With the overwhelming majority of Netflix films now being tossed into the ether without even the faintest of fanfare, it’s hard to remember just what a stir the streamer’s slick survival horror Bird Box caused back in December 2018. It was the platform’s first genuine blockbuster, racking up record views (it remains the fourth most watched film ever on Netflix) and becoming a shock pop culture phenomenon spawning countless memes and the dreaded, deranged Bird Box Challenge. Yet as loud as the chatter might have been at the time, it went quiet just as fast, talks of a sequel fading as star Sandra Bullock soon spoke of temporary retirement.

A barely visible cultural imprint and an uninterested leading lady be damned with the streamer hoping that almost five years later, enough people are able to remember a universe that most critics were happy to repress. For all of its viral bluster, Bird Box was a sorry, sloppy spin on A Quiet Place with a far less effective sense-based danger and never quite working as a horror, a fantasy, a family drama or a survival thriller, parroting the work of others without bringing any sense of distinctive personality of its own.

There’s a similar muddle in the mid-summer spin-off Bird Box: Barcelona, an attempt to expand the world of the first and appeal to the streamer’s considerable Spanish-speaking audience. It again wields ambition beyond its means and is similarly lacking in the thrills it seems to think it’s providing but it’s mostly rather watchable schlock, finding a surprisingly nifty way into the story. As one might have guessed, the action has moved from California to Barcelona, replacing Bullock with The Invisible Guest’s Mario Casas. We meet his beleaguered father Sebastián after the creatures have arrived and encouraged suicide upon those who dare to look.

There’s an intriguing first act reversal that murks Sebastián’s mission, curdling from mere survival into something far more troubling, and while it’s not always successfully crafted and sometimes clumsily explained, it shows that the writer-director duo Alex and David Pastor are invested in genuinely trying to do something different with the spin-off. The same raw elements remain – Sebastián eventually finds himself with a ragtag group of strangers, including Barbarian’s Georgina Campbell, as in the original – but the dynamic is different, the film shifting more focus on something that was less integral in the first, how some receive the visitors as a blessing rather than a curse. What the film has to say about the danger of religious fervor is admirably, and believably, bleak although its attempts to say something about the horror genre’s buzzword du jour – trauma – are less clear-eyed, words like grief and loss thrown up into the air, little care given to where they might land.

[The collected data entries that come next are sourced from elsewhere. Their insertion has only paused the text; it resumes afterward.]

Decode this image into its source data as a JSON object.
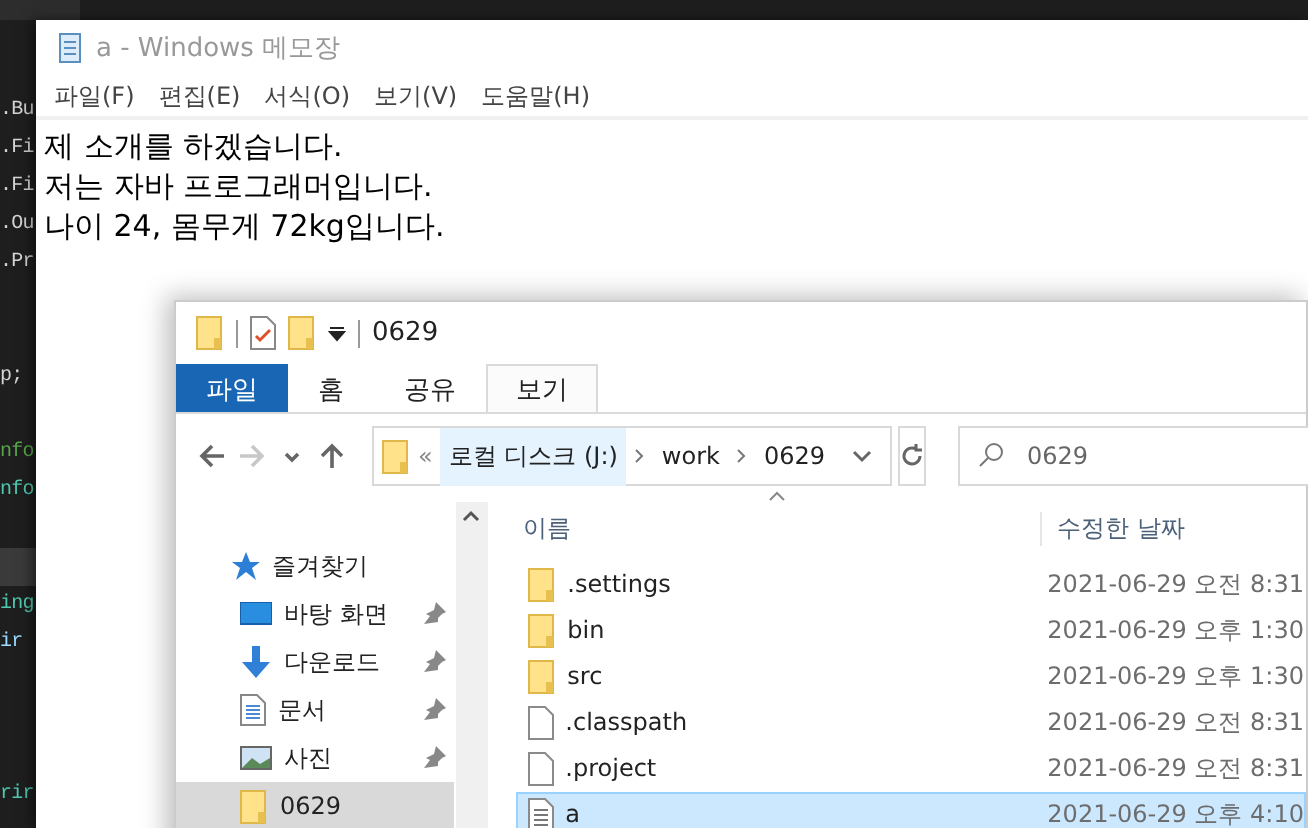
{
  "editor": {
    "lines": [
      {
        "kind": "code",
        "text": ".Bu",
        "color": "#d4d4d4",
        "current": false
      },
      {
        "kind": "code",
        "text": ".Fi",
        "color": "#d4d4d4",
        "current": false
      },
      {
        "kind": "code",
        "text": ".Fi",
        "color": "#d4d4d4",
        "current": false
      },
      {
        "kind": "code",
        "text": ".Ou",
        "color": "#d4d4d4",
        "current": false
      },
      {
        "kind": "code",
        "text": ".Pr",
        "color": "#d4d4d4",
        "current": false
      },
      {
        "kind": "blank",
        "current": false
      },
      {
        "kind": "blank",
        "current": false
      },
      {
        "kind": "code",
        "text": "p;",
        "color": "#d4d4d4",
        "current": false
      },
      {
        "kind": "blank",
        "current": false
      },
      {
        "kind": "code",
        "text": "nfo",
        "color": "#57a64a",
        "current": false
      },
      {
        "kind": "code",
        "text": "nfo",
        "color": "#4ec9b0",
        "current": false
      },
      {
        "kind": "blank",
        "current": false
      },
      {
        "kind": "blank",
        "current": true
      },
      {
        "kind": "code",
        "text": "ing",
        "color": "#4ec9b0",
        "current": false
      },
      {
        "kind": "code",
        "text": "ir",
        "color": "#9cdcfe",
        "current": false
      },
      {
        "kind": "blank",
        "current": false
      },
      {
        "kind": "blank",
        "current": false
      },
      {
        "kind": "blank",
        "current": false
      },
      {
        "kind": "code",
        "text": "rir",
        "color": "#4ec9b0",
        "current": false
      }
    ]
  },
  "notepad": {
    "title": "a - Windows 메모장",
    "menu": [
      "파일(F)",
      "편집(E)",
      "서식(O)",
      "보기(V)",
      "도움말(H)"
    ],
    "text_lines": [
      "제 소개를 하겠습니다.",
      "저는 자바 프로그래머입니다.",
      "나이 24, 몸무게 72kg입니다."
    ]
  },
  "explorer": {
    "title": "0629",
    "tabs": [
      {
        "label": "파일",
        "kind": "file",
        "selected": false
      },
      {
        "label": "홈",
        "kind": "tab",
        "selected": false
      },
      {
        "label": "공유",
        "kind": "tab",
        "selected": false
      },
      {
        "label": "보기",
        "kind": "tab",
        "selected": true
      }
    ],
    "nav_buttons": [
      {
        "kind": "back",
        "disabled": false
      },
      {
        "kind": "forward",
        "disabled": true
      },
      {
        "kind": "recent",
        "disabled": false
      },
      {
        "kind": "up",
        "disabled": false
      }
    ],
    "address": {
      "overflow": "«",
      "segments": [
        {
          "label": "로컬 디스크 (J:)",
          "selected": true
        },
        {
          "label": "work",
          "selected": false
        },
        {
          "label": "0629",
          "selected": false
        }
      ]
    },
    "search": {
      "placeholder": "0629"
    },
    "sidebar": {
      "items": [
        {
          "label": "즐겨찾기",
          "kind": "star",
          "pinned": false,
          "selected": false
        },
        {
          "label": "바탕 화면",
          "kind": "desktop",
          "pinned": true,
          "selected": false
        },
        {
          "label": "다운로드",
          "kind": "download",
          "pinned": true,
          "selected": false
        },
        {
          "label": "문서",
          "kind": "document",
          "pinned": true,
          "selected": false
        },
        {
          "label": "사진",
          "kind": "pictures",
          "pinned": true,
          "selected": false
        },
        {
          "label": "0629",
          "kind": "folder",
          "pinned": false,
          "selected": true
        }
      ]
    },
    "table": {
      "columns": [
        "이름",
        "수정한 날짜"
      ],
      "rows": [
        {
          "name": ".settings",
          "kind": "folder",
          "date": "2021-06-29 오전 8:31",
          "selected": false
        },
        {
          "name": "bin",
          "kind": "folder",
          "date": "2021-06-29 오후 1:30",
          "selected": false
        },
        {
          "name": "src",
          "kind": "folder",
          "date": "2021-06-29 오후 1:30",
          "selected": false
        },
        {
          "name": ".classpath",
          "kind": "file",
          "date": "2021-06-29 오전 8:31",
          "selected": false
        },
        {
          "name": ".project",
          "kind": "file",
          "date": "2021-06-29 오전 8:31",
          "selected": false
        },
        {
          "name": "a",
          "kind": "text",
          "date": "2021-06-29 오후 4:10",
          "selected": true
        }
      ]
    }
  }
}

It feels nastier than the first and at times far more entertaining (the Pastors concoct some horribly efficient set pieces, one including a gnarly mass subway suicide is particularly successful) but without the anchor of Bullock and her utterly random yet ever-so-reliable supporting cast (from Moonlight’s MVP Trevante Rhodes to two-time Oscar nominee Jacki Weaver to a scenery-chewing Tom Hollander), it can also feel a little bit inconsequential. The problems that plagued the first movie are also, at times, even more niggling here, mostly in the cheaply ineffective visuals chosen to announce the presence of the creatures, worsened here by some angelic effects that look like they came from a micro-budgeted faith-based drama. It also suffers from the sequel curse of overexplaining something that’s best left unexplained, a character’s monologue about the quantum mechanics behind the monsters landing with a thud.

As a return to a world most of us had gladly forgotten about, it’s far better than it could have been, a simple retread transformed into something flawed but competently made and narratively unexpected, albeit mildly. With more cities to torture and more markets to appeal to, expect more spin-offs to come (the ending is clumsily geared toward more) but this is a box that Netflix would be wise to close sooner rather than later.